Non Dealing Desk (NDD)

Hierbei handelt es sich um das genaue Gegenteil des Dealing Desks. Der Broker handelt also nicht direkt mit dem Anleger zusammen, sondern bringt zwei Trader zusammen die kaufen bzw. verkaufen möchten. Eine Order wird hierbei nicht geprüft, sondern sofort an den Interbankenhandel weitergeleitet. Also kann dabei auch kein Kurs manipuliert werden. Es ist so davon auszugehen, dass die Broker stets an einem Gewinn ihrer Händler interessiert sind und dass diese dauerhaft traden. Innerhalb der NDDs wird noch zwischen ECN- und STP-Brokern unterschieden.

Electronic-Communications-System (ECN)

Bei einem ECN-Broker handelt es sich um einen Anbieter, der sich auf den Handel mit Devisen spezialisiert hat. Gearbeitet wird dabei auf einem elektronischen Kommunikationssystem, das dem einer Börse ähnelt. Diese Systeme sind zwar reguliert, sind aber keine realen Börsenplätze. Das System wird vom Broker dahin gehend genutzt, dass er zwei Händler zusammenbringt, die kaufen bzw. verkaufen möchten. Ein ECN-Broker agiert in der Regel auf Grundlage einer festen Gebühr, sodass es zu keinem Interessenskonflikt kommen sollte.

Straight-Through-Processing (STP)

Auch dieser Broker ist auf den Devisenmarkt spezialisiert. Wird eine Order platziert, leitet der STP-Broker diese sofort weiter – zum Beispiel an eine Bank. Ein Dealing Desk agiert dabei nicht im Hintergrund. Der STP-Broker verlangt im Gegensatz zu einem ECN-Broker keine feste Gebühr. Diese Broker verdienen an der Differenz zwischen Brief- und Geldkurs.

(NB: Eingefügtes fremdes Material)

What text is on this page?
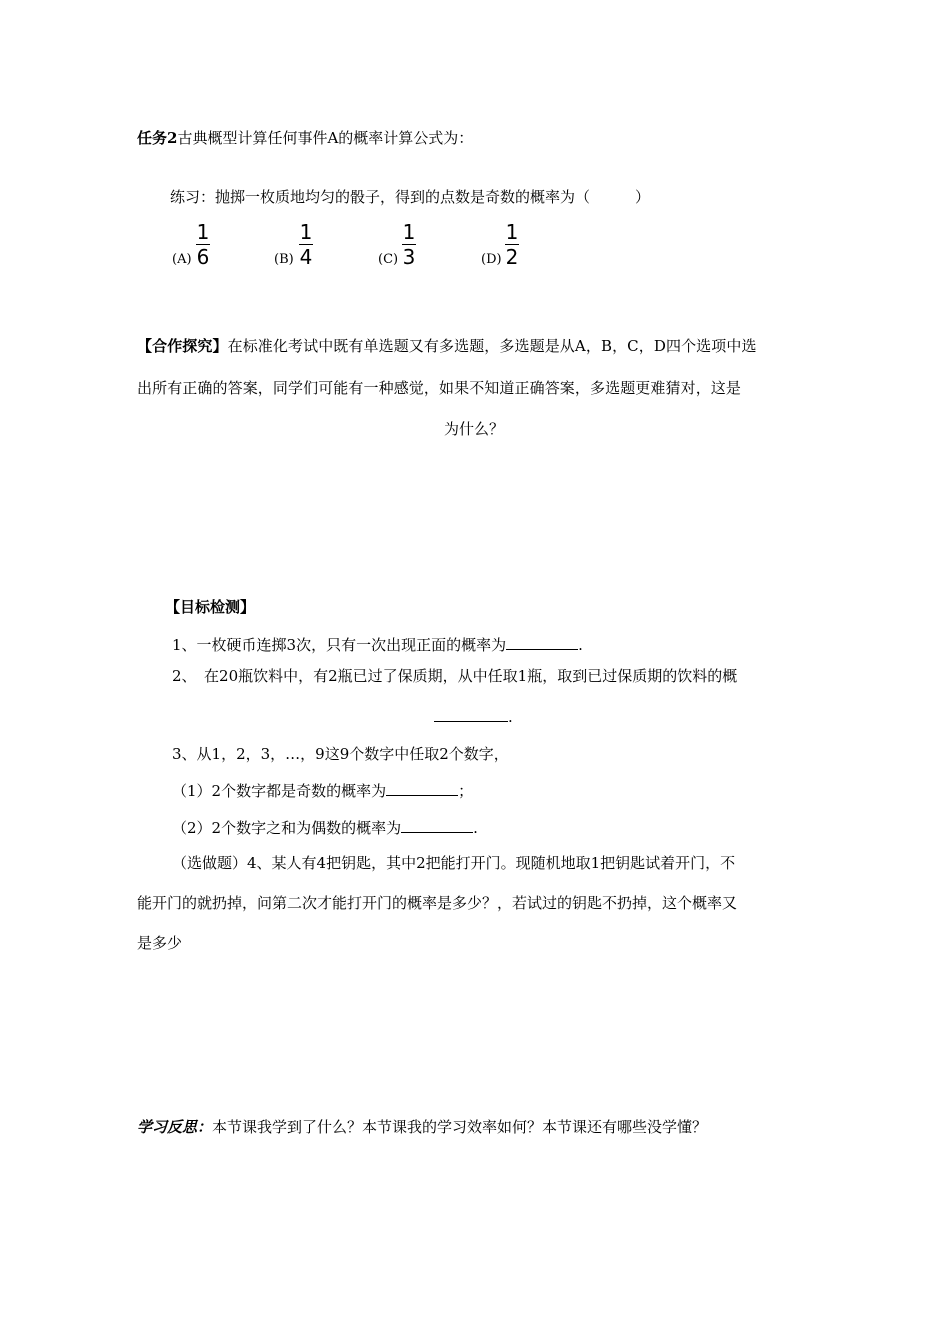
任务2古典概型计算任何事件A的概率计算公式为：
练习：抛掷一枚质地均匀的骰子，得到的点数是奇数的概率为（　　　）
(A)
1
6	(B)
1
4	(C)
1
3	(D)
1
2
【合作探究】在标准化考试中既有单选题又有多选题，多选题是从A，B，C，D四个选项中选
出所有正确的答案，同学们可能有一种感觉，如果不知道正确答案，多选题更难猜对，这是
为什么？
【目标检测】
1、一枚硬币连掷3次，只有一次出现正面的概率为	.
2、　在20瓶饮料中，有2瓶已过了保质期，从中任取1瓶，取到已过保质期的饮料的概
.
3、从1，2，3，…，9这9个数字中任取2个数字，
（1）2个数字都是奇数的概率为	；
（2）2个数字之和为偶数的概率为	.
（选做题）4、某人有4把钥匙，其中2把能打开门。现随机地取1把钥匙试着开门，不
能开门的就扔掉，问第二次才能打开门的概率是多少？，若试过的钥匙不扔掉，这个概率又
是多少
学习反思：本节课我学到了什么？本节课我的学习效率如何？本节课还有哪些没学懂？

Die Kurse werden aus dem Interbankenmarkt bezogen.

Worauf kommt es beim Handel mit CFDs an?

Sollte ernsthaftes Interesse an dem Handel mit CFDs gehegt werden, sollte sich der Händler eingehend mit dem Markt und den verschiedenen Brokern auseinandersetzen. Dabei sollte bei der Wahl des richtigen Brokers auf verschiedene Dinge geachtet werden, die während des Handels essenziell sind. Dies sind folgende Punkte:

  • Handelsplattform
  • Risiko- und Geld-Management
  • Produktauswahl
  • Spreads
  • Gebühren

Broker unterscheiden sich häufig gerade in diesen vier Punkten, liegen aber oft doch recht nach beieinander. Daher sollten potenzielle Händler gerade darauf achten, dies ist nicht selten schon die halbe Miete.

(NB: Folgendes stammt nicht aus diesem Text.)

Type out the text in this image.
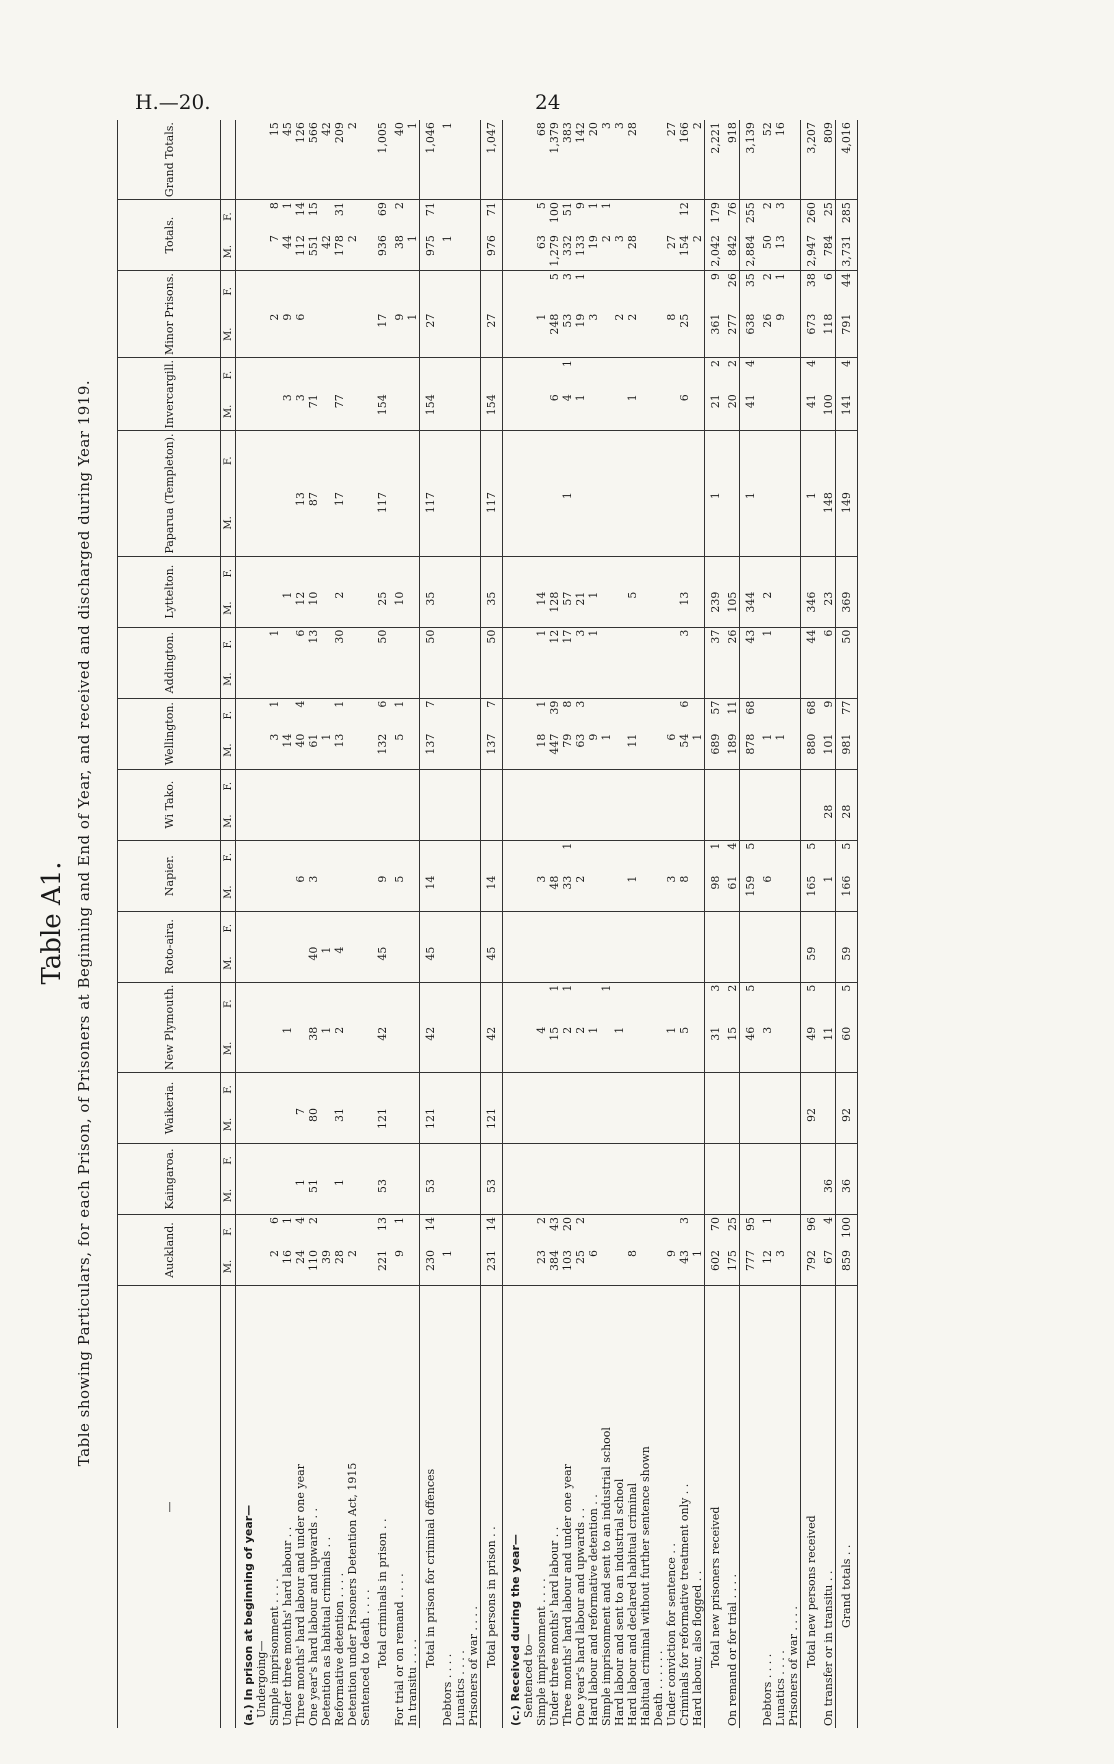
H.—20.	24
Table A1. Table showing Particulars, for each Prison, of Prisoners at Beginning and End of Year, and received and discharged during Year 1919.
—	Auckland.		Kaingaroa.		Waikeria.		New Plymouth.		Roto-aira.		Napier.		Wi Tako.		Wellington.		Addington.		Lyttelton.		Paparua (Templeton).		Invercargill.		Minor Prisons.		Totals.		Grand Totals.
	M.	F.	M.	F.	M.	F.	M.	F.	M.	F.	M.	F.	M.	F.	M.	F.	M.	F.	M.	F.	M.	F.	M.	F.	M.	F.	M.	F.	
(a.) In prison at beginning of year—																													
Undergoing—																													
Simple imprisonment . . . .	2	6													3	1		1							2		7	8	15
Under three months' hard labour . .	16	1					1								14				1				3		9		44	1	45
Three months' hard labour and under one year	24	4	1		7						6				40	4		6	12		13		3		6		112	14	126
One year's hard labour and upwards . .	110	2	51		80		38		40		3				61			13	10		87		71				551	15	566
Detention as habitual criminals . .	39						1		1						1												42		42
Reformative detention . . . .	28		1		31		2		4						13	1		30	2		17		77				178	31	209
Detention under Prisoners Detention Act, 1915	2																										2		2
Sentenced to death . . . .																													
Total criminals in prison . .	221	13	53		121		42		45		9				132	6		50	25		117		154		17		936	69	1,005
For trial or on remand . . . .	9	1									5				5	1			10						9		38	2	40
In transitu . . . .																									1		1		1
Total in prison for criminal offences	230	14	53		121		42		45		14				137	7		50	35		117		154		27		975	71	1,046
Debtors . . . .	1																										1		1
Lunatics . . . .																													
Prisoners of war . . . .																													
Total persons in prison . .	231	14	53		121		42		45		14				137	7		50	35		117		154		27		976	71	1,047
(c.) Received during the year—																													
Sentenced to—																													
Simple imprisonment . . . .	23	2					4				3				18	1		1	14						1		63	5	68
Under three months' hard labour . .	384	43					15	1			48				447	39		12	128				6		248	5	1,279	100	1,379
Three months' hard labour and under one year	103	20					2	1			33	1			79	8		17	57		1		4	1	53	3	332	51	383
One year's hard labour and upwards . .	25	2					2				2				63	3		3	21				1		19	1	133	9	142
Hard labour and reformative detention . .	6						1								9			1	1						3		19	1	20
Simple imprisonment and sent to an industrial school								1							1												2	1	3
Hard labour and sent to an industrial school							1																		2		3		3
Hard labour and declared habitual criminal	8										1				11				5				1		2		28		28
Habitual criminal without further sentence shown																													
Death . . . . . .																													
Under conviction for sentence . .	9						1				3				6										8		27		27
Criminals for reformative treatment only . .	43	3					5				8				54	6		3	13				6		25		154	12	166
Hard labour, also flogged . .	1														1												2		2
Total new prisoners received	602	70					31	3			98	1			689	57		37	239		1		21	2	361	9	2,042	179	2,221
On remand or for trial . . . .	175	25					15	2			61	4			189	11		26	105				20	2	277	26	842	76	918
	777	95					46	5			159	5			878	68		43	344		1		41	4	638	35	2,884	255	3,139
Debtors . . . .	12	1					3				6				1			1	2						26	2	50	2	52
Lunatics . . . .	3														1										9	1	13	3	16
Prisoners of war . . . .																													
Total new persons received	792	96			92		49	5	59		165	5			880	68		44	346		1		41	4	673	38	2,947	260	3,207
On transfer or in transitu . .	67	4	36				11				1		28		101	9		6	23		148		100		118	6	784	25	809
Grand totals . .	859	100	36		92		60	5	59		166	5	28		981	77		50	369		149		141	4	791	44	3,731	285	4,016
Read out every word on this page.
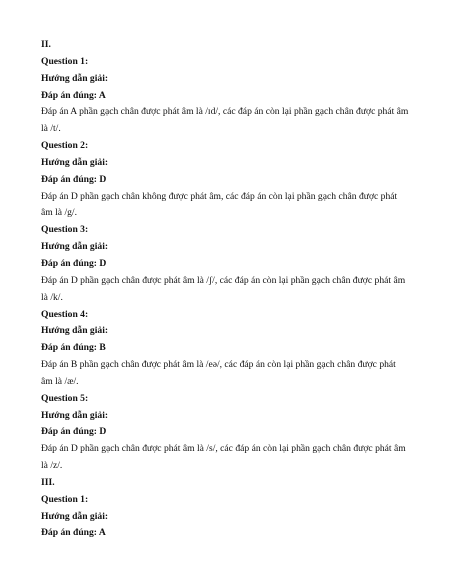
II.
Question 1:
Hướng dẫn giải:
Đáp án đúng: A
Đáp án A phần gạch chân được phát âm là /ɪd/, các đáp án còn lại phần gạch chân được phát âm
là /t/.
Question 2:
Hướng dẫn giải:
Đáp án đúng: D
Đáp án D phần gạch chân không được phát âm, các đáp án còn lại phần gạch chân được phát
âm là /g/.
Question 3:
Hướng dẫn giải:
Đáp án đúng: D
Đáp án D phần gạch chân được phát âm là /ʃ/, các đáp án còn lại phần gạch chân được phát âm
là /k/.
Question 4:
Hướng dẫn giải:
Đáp án đúng: B
Đáp án B phần gạch chân được phát âm là /eə/, các đáp án còn lại phần gạch chân được phát
âm là /æ/.
Question 5:
Hướng dẫn giải:
Đáp án đúng: D
Đáp án D phần gạch chân được phát âm là /s/, các đáp án còn lại phần gạch chân được phát âm
là /z/.
III.
Question 1:
Hướng dẫn giải:
Đáp án đúng: A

Wie finde ich den passenden CFD-Broker?

Wenn man einmal von den vorgenannten Faktoren absieht, gilt es auch noch den passenden Broker zu finden, der auch seriös arbeitet. Einen guten Broker kann anhand folgender Kriterien gefunden werden:

  • Markterfahrung
  • Regulierung
  • Weiterbildungsmöglichkeiten
  • Kundensupport

Fazit: CFD-Trading für fortgeschrittene Anleger

Es gibt also einiges zu beachten, bevor mit dem CFD-Trading losgelegt wird. Genauso schnell, wie bei dem Handel mit Differenzkontrakten ordentlich Geld verdient werden kann, so schnell kann es auch vernichtet werden. Der Handel mit CFDs ist kein Hexenwerk, allerdings sollte der absolute Neuling auf dem Börsenparkett vorerst die Finger von diesen hochspekulativen Finanzderivaten lassen und sich erst einmal ein gesundes Know-How aneignen. Ist dieses schließlich erlernt oder bereits vorhanden, spricht sicherlich nichts dagegen, sich auch einmal mit dem Traden von CFDs zu befassen. Das Wichtigste ist, dass ein jeder Händler den für sich persönlich am besten passenden Broker findet. Es handelt sich bei den Investments immer noch um sein Bestes: nämlich sein Geld und das soll es auch schließlich bleiben.